Ich sitze in der Bar der Finnland-Fähre und versuche, möglichst wenig Geld auszugeben, denn die Preise sind heftig. Und eine echte Alternative zum Massenabspeise-Restaurant für vorher zu zahlende 34 € gibt es nicht. Gut, dass ich meinen Speisekasten schnell noch vor dem Ablegen der Fähre vom Fahrrad auf dem Fahrzeugdeck geholt habe. Bis zum Brunch morgen wird es reichen.
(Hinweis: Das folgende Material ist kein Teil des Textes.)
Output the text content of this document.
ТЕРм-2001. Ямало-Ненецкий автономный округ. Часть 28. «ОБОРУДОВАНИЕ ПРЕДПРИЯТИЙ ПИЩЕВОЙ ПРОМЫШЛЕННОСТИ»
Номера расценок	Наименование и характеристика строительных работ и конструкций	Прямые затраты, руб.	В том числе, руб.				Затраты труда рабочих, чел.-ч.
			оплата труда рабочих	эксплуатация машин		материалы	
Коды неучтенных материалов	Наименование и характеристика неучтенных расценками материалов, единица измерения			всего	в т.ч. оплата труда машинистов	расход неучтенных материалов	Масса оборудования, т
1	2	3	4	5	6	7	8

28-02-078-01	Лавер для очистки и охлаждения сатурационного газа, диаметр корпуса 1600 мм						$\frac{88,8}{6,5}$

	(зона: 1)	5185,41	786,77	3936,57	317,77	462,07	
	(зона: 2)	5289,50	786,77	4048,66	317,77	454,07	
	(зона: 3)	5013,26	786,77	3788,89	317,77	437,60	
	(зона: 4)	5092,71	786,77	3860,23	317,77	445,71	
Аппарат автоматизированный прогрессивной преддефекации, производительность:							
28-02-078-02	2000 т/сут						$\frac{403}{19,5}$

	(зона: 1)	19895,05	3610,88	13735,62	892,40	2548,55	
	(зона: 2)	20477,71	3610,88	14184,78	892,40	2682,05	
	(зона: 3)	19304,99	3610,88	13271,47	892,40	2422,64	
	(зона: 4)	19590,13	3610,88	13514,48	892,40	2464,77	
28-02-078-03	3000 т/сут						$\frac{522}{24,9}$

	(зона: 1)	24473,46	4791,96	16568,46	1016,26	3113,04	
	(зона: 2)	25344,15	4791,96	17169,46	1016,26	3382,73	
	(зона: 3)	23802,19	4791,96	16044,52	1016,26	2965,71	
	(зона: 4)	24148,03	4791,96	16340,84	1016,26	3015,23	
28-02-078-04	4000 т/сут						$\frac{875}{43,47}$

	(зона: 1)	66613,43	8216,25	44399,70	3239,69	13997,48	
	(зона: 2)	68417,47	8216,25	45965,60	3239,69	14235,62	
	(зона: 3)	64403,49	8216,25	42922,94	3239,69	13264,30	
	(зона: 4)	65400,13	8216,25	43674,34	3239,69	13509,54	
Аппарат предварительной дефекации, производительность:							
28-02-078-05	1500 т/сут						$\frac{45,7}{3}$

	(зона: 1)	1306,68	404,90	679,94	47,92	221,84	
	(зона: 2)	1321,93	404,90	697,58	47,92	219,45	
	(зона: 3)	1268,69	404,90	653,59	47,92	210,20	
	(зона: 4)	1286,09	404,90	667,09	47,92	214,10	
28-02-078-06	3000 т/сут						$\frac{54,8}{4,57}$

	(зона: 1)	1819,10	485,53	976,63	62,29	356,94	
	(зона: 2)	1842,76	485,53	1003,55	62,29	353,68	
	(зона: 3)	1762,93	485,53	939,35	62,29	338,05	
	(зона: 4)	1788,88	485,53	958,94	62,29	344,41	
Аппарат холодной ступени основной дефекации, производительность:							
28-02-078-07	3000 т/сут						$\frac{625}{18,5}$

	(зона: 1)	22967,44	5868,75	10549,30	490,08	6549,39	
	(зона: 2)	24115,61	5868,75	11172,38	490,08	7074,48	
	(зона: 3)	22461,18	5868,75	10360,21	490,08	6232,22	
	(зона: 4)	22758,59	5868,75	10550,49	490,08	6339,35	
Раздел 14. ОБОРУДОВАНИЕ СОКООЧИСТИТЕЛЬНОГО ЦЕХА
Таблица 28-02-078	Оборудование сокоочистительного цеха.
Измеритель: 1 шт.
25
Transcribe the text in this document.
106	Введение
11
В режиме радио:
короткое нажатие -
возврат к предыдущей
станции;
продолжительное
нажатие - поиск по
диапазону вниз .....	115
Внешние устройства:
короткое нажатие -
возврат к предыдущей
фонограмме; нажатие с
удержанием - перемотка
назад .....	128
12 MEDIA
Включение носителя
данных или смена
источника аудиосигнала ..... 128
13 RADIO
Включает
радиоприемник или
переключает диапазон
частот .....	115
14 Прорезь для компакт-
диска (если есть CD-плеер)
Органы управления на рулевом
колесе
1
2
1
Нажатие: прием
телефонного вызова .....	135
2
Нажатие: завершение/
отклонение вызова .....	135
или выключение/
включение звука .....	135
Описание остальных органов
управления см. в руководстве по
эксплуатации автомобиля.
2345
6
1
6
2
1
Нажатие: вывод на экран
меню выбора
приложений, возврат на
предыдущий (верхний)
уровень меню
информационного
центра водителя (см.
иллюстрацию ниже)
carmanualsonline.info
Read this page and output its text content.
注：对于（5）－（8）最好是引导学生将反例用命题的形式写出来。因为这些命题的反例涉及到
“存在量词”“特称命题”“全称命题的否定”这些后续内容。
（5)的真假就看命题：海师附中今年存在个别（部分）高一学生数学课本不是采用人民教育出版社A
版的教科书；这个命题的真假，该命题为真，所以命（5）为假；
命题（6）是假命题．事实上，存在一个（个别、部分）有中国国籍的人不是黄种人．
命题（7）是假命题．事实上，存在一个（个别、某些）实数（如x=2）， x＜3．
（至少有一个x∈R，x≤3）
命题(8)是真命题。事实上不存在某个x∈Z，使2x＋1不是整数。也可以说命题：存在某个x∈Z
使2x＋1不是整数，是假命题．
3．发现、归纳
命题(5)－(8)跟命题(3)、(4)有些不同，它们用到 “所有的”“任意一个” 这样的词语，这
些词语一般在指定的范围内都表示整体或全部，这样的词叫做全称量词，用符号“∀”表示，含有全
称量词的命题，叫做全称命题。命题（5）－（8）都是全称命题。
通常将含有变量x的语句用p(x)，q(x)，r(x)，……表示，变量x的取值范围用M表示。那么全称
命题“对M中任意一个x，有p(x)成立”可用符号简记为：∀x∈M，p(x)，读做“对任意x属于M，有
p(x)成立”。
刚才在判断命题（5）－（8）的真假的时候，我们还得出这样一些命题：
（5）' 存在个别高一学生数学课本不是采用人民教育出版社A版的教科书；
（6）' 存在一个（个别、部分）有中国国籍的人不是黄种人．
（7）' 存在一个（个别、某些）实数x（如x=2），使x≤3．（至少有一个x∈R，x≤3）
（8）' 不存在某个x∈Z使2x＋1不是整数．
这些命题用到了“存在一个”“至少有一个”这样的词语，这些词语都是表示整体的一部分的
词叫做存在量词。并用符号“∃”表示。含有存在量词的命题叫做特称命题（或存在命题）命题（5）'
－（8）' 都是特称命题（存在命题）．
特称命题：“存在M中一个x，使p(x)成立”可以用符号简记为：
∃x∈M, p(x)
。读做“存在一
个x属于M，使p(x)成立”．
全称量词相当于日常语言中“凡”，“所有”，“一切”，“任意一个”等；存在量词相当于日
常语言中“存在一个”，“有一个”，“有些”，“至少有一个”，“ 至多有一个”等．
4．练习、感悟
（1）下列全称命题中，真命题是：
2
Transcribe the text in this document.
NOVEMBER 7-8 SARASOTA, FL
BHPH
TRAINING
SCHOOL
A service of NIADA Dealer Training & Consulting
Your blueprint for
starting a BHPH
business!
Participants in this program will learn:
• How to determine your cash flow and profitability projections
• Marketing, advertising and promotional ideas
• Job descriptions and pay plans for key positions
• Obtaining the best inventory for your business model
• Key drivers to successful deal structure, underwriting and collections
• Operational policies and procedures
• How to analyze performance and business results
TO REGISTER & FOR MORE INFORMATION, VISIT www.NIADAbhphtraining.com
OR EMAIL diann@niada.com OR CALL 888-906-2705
Den gibt’s für 23 € und es ist ein Buffet, na wartet!

Jetzt hab ich also einen neuen Rekord eingestellt, indem ich 2181 km in 24 Tagen gefahren bin (auch deshalb, weil es mal wieder knapp 10% weiter war, als von Google vorher berechnet). Ja, die Versuchung war da, besonders am Ende bei den heftigen Gegenwindböen, einfach mal den Zug zu nehmen. Aber irgendetwas hat mich davon abgehalten, obwohl ich in Lahti schon auf dem Bahnhof war. Kleinigkeiten, ich ließ es an dem unübersichtlichen Bahnsteigzugang scheitern (ich bin ja mit all dem Kram so was wie „behindert“). Meine innere Stimme sagte: „Es sind doch nur 72 km nach Riihimäki und du hast dafür noch mindestens 7 Stunden Zeit, selbst mit nur 10 km/h …..“ Und schon fuhr ich. Wenn die Böen zu heftig wurden, blieb ich einfach einen Moment stehen. Und mein Mr.Garmin, der sorgfältig aufgrund seiner Einstellungen alle Radwege aneinander reiht, auch solche, die es gar nicht mehr gibt, sorgte gleich am Anfang dafür, dass mindestens 5 km Umweg dazu kamen. Ich lernte also, mich mit dem Wind zu arrangieren. If you can´t fight it, friend it, schrieb ich auf facebook. Lerne, mit den Dingen zu sein, die du nicht ändern kannst. Das ist sowieso eine meiner Dauerlernaufgaben als chronisch ungeduldiger Mann. Wehe, die Dinge kommen anders als von mir gewünscht oder geplant! Hah! Was kann ich mich da ärgern!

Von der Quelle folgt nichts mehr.